I didn't get a chance to watch the TV adaption but I
am familiar with Margaret Atwood's novel and consider it to be a perennially relevant, cautionary tale about the perils of religious fanaticism (if allowed to dominate politics). I thought it was a masterpiece.
The dystopian and sexually oppressive theocracy depicted in the book is an exaggerative illustration of what
dominion theology
could amount to if brought to its logical conclusions, without restraints. It certainly makes me shudder just a little more every time I hear about a new "
In God We Trust" bill passing through a U.S. state legislature or god forbid at the federal level.
But in the West, even with the disgusting spectacle of Trumpism, I reckon we are still far away from Gilead.

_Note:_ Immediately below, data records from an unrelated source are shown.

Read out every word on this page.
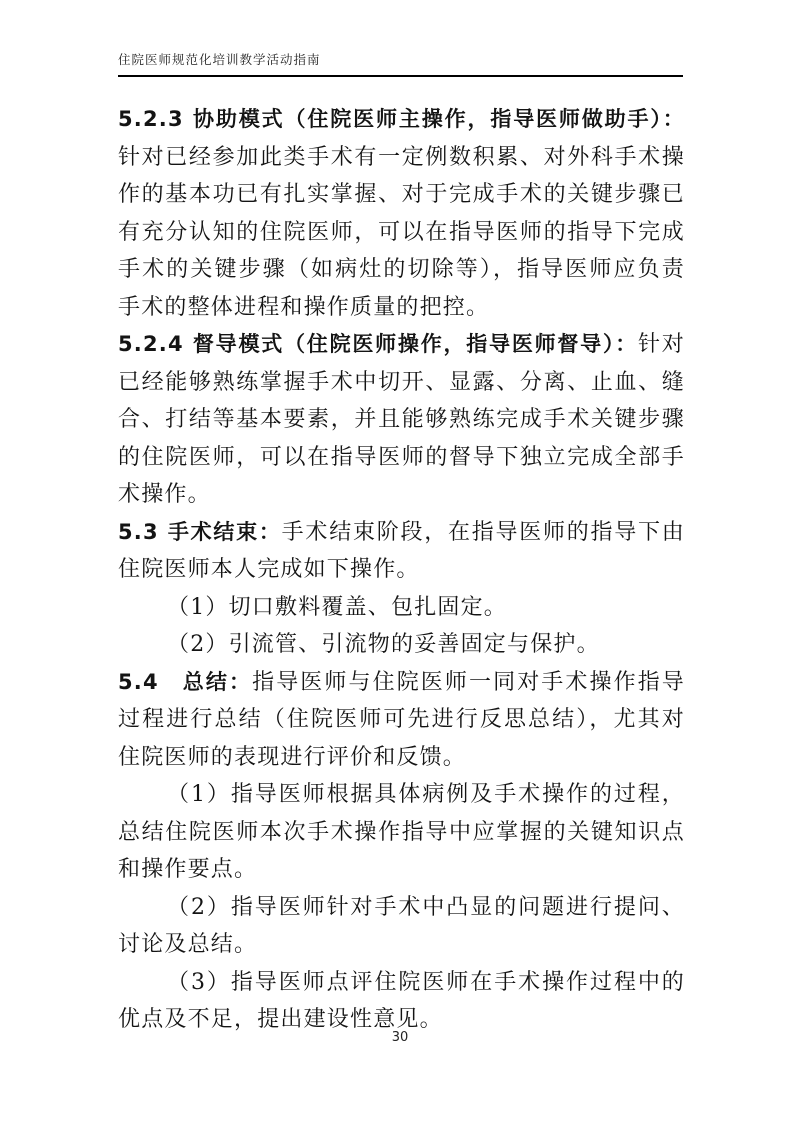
住院医师规范化培训教学活动指南

5.2.3 协助模式（住院医师主操作，指导医师做助手）：针对已经参加此类手术有一定例数积累、对外科手术操作的基本功已有扎实掌握、对于完成手术的关键步骤已有充分认知的住院医师，可以在指导医师的指导下完成手术的关键步骤（如病灶的切除等），指导医师应负责手术的整体进程和操作质量的把控。

5.2.4 督导模式（住院医师操作，指导医师督导）：针对已经能够熟练掌握手术中切开、显露、分离、止血、缝合、打结等基本要素，并且能够熟练完成手术关键步骤的住院医师，可以在指导医师的督导下独立完成全部手术操作。

5.3 手术结束：手术结束阶段，在指导医师的指导下由住院医师本人完成如下操作。

（1）切口敷料覆盖、包扎固定。

（2）引流管、引流物的妥善固定与保护。

5.4　总结：指导医师与住院医师一同对手术操作指导过程进行总结（住院医师可先进行反思总结），尤其对住院医师的表现进行评价和反馈。

（1）指导医师根据具体病例及手术操作的过程，总结住院医师本次手术操作指导中应掌握的关键知识点和操作要点。

（2）指导医师针对手术中凸显的问题进行提问、讨论及总结。

（3）指导医师点评住院医师在手术操作过程中的优点及不足，提出建设性意见。

30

However, there is an anti-feminist, patriarchal "perversion" (in my opinion) of Christianity being fostered in Putin's Russia with government backing, which bears freakishly uncanny similarities to the fictional Gilead. Just before the World Cup aired, a Scottish comedian named Frankie Boyle took a trip to Russia where he got into a discussion with a number of young Russians, both male and female, who were Orthodox Christians (like the majority of Russians today) and had imbibed an unhealthy dose of Putinism i.e.
BBC Two
Chilling, no? Even worse were the findings in this other recent BBC Panorama documentary:
David Dimbleby on a Russia in crisis and the holes in President Putin’s defence
It shows how a hyper-masculinized, hyper-militarized, hyper-nationalistic caricature of Orthodox Christianity has become the new ideology in the country and is even
more popular among under-25s than it is the older generations.
The future looks like it really could be close to '
The Handmaid's Tale' in Russia within a few years. I have even read credible reports that the higher echelons in the Kremlin are seriously considering giving the hierarchy of the Orthodox Church an official ROLE in the executive or legislature, thereby amalgamating church and state - like a Christian version of the Islamic Republic of Iran with its ayatollahs.
Ahem.
So, who knows, Atwood may prove even more prescient.